= Tillamook School District =

School district in Oregon, United States

The Tillamook School District (9) serves Tillamook, Oregon, United States, and its surrounding areas. As of 2019, the district had 2,105 students. Tillamook School District serves approximately 2,105 students at a total of six schools. Those schools are: Liberty Elementary School (K-1), South Prairie Elementary (2nd-3rd), East Elementary (4th-6th), one junior high school, one high school (Tillamook High School), and two alternative high schools, Wilson River School and (contracted with Oregon Youth Authority) Trask River High School. Tillamook schools are known across the state for their district-wide natural resource program, their state champion speech team, their positive school environments, and their innovative instructional practices.
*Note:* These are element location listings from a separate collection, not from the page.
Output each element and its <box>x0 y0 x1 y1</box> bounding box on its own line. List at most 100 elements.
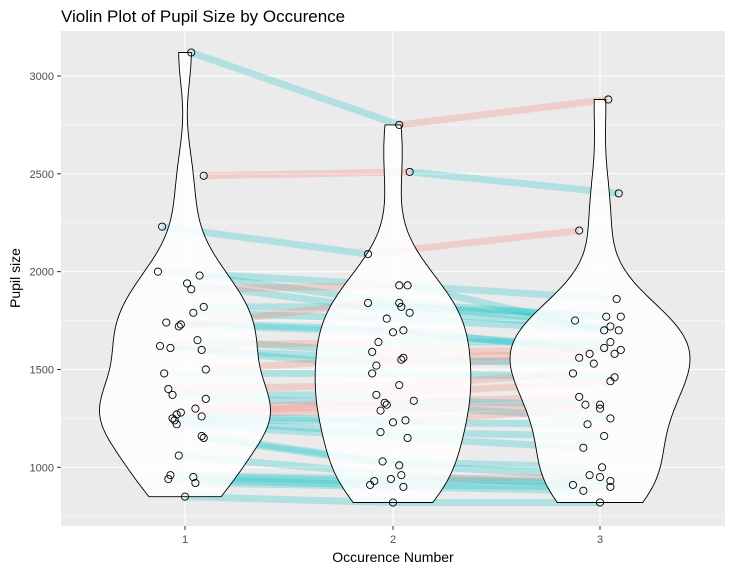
data-point <box>189 473 198 482</box>
data-point <box>366 480 375 489</box>
data-point <box>376 428 385 437</box>
data-point <box>153 267 163 276</box>
data-point <box>363 298 373 308</box>
data-point <box>600 431 609 441</box>
x-tick-label: 3 <box>597 534 603 546</box>
data-point <box>595 400 605 409</box>
x-axis-ticks: 1 2 3 <box>182 526 603 546</box>
x-axis-title: Occurence Number <box>332 549 454 565</box>
data-point <box>382 400 391 409</box>
data-point <box>160 369 169 378</box>
data-point <box>581 400 590 409</box>
data-point <box>616 345 625 354</box>
y-tick-label: 2500 <box>30 169 54 181</box>
data-point <box>568 369 578 378</box>
data-point <box>388 418 398 427</box>
data-point <box>374 338 383 347</box>
data-point <box>174 451 183 460</box>
data-point <box>168 414 177 423</box>
subject-line-segment <box>398 96 609 129</box>
data-point <box>397 302 406 311</box>
data-point <box>602 312 611 321</box>
chart-title: Violin Plot of Pupil Size by Occurence <box>61 7 345 26</box>
data-point <box>579 486 588 495</box>
data-point <box>170 416 179 425</box>
data-point <box>372 361 381 370</box>
y-tick-label: 1500 <box>30 364 54 376</box>
data-point <box>600 326 609 335</box>
data-point <box>199 433 208 443</box>
data-point <box>612 294 621 304</box>
data-point <box>575 392 584 401</box>
data-point <box>164 384 173 394</box>
data-point <box>199 302 208 311</box>
y-tick-label: 3000 <box>30 71 54 83</box>
data-point <box>187 285 196 294</box>
subject-line-segment <box>203 168 410 180</box>
data-point <box>158 222 167 231</box>
data-point <box>606 322 615 331</box>
data-point <box>187 48 196 57</box>
data-point <box>405 167 414 176</box>
data-point <box>164 474 173 484</box>
data-point <box>197 431 206 441</box>
data-point <box>191 404 200 413</box>
data-point <box>598 463 607 472</box>
violin-2 <box>314 124 472 503</box>
data-point <box>172 420 181 429</box>
data-point <box>368 369 377 378</box>
data-point <box>193 336 202 345</box>
x-tick-label: 1 <box>182 534 188 546</box>
data-point <box>395 120 404 129</box>
subject-line-segment <box>190 49 401 129</box>
violin-3 <box>509 99 691 503</box>
data-point <box>155 341 165 351</box>
data-point <box>610 349 619 358</box>
data-point <box>395 381 404 390</box>
data-point <box>199 171 208 180</box>
data-point <box>589 359 598 368</box>
data-point <box>388 328 398 337</box>
y-axis-title: Pupil size <box>7 248 23 308</box>
data-point <box>600 343 609 353</box>
data-point <box>380 398 389 407</box>
data-point <box>595 404 605 413</box>
data-point <box>604 95 613 104</box>
data-point <box>616 312 625 321</box>
y-tick-label: 2000 <box>30 267 54 279</box>
violins <box>99 52 691 503</box>
data-point <box>372 390 381 399</box>
data-point <box>368 347 377 356</box>
data-point <box>195 271 204 280</box>
data-point <box>585 349 594 358</box>
data-point <box>583 420 592 429</box>
data-point <box>399 326 408 335</box>
data-point <box>395 298 404 308</box>
data-point <box>401 416 410 425</box>
data-point <box>388 498 398 507</box>
data-point <box>403 281 412 290</box>
data-point <box>363 249 373 259</box>
data-point <box>403 433 412 443</box>
data-point <box>606 476 615 486</box>
data-point <box>585 471 594 480</box>
data-points <box>153 48 625 507</box>
data-point <box>168 390 177 399</box>
data-point <box>614 326 623 335</box>
data-point <box>614 189 623 198</box>
data-point <box>191 478 200 488</box>
data-point <box>570 316 580 325</box>
data-point <box>397 471 406 480</box>
data-point <box>197 412 206 421</box>
data-point <box>595 498 605 507</box>
data-point <box>399 353 408 362</box>
data-point <box>201 394 210 403</box>
data-point <box>386 474 395 484</box>
data-point <box>201 365 210 374</box>
data-point <box>197 345 206 354</box>
data-point <box>397 355 406 364</box>
y-axis-ticks: 1000 1500 2000 2500 3000 <box>30 71 61 474</box>
violin-1 <box>99 52 271 498</box>
data-point <box>575 353 584 362</box>
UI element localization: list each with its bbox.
Past directors of the district include Walter T. West (1890s) and Benjamin L. Eddy (1900–02).

==Boundary==
The district, in Tillamook County, includes Tillamook, Cape Meares, Fairview, Idaville, Netarts, Oceanside, and Pleasant Valley.

==Demographics==
In 2019, the total minority enrollment was 32% and 45% of students are economically disadvantaged (45% of students are on free or reduced lunches).
In the 2009 school year, the district had 32 students classified as homeless by the Department of Education, or 1.6% of students in the district.

==Academics==
Tillamook High School is ranked 110th within Oregon. Advanced Placement coursework and exams are offered to students and the AP participation rate at Tillamook High School is 15%. Compared to state scores, Tillamook high school scored average proficiency on mathematics and above average proficiency on reading.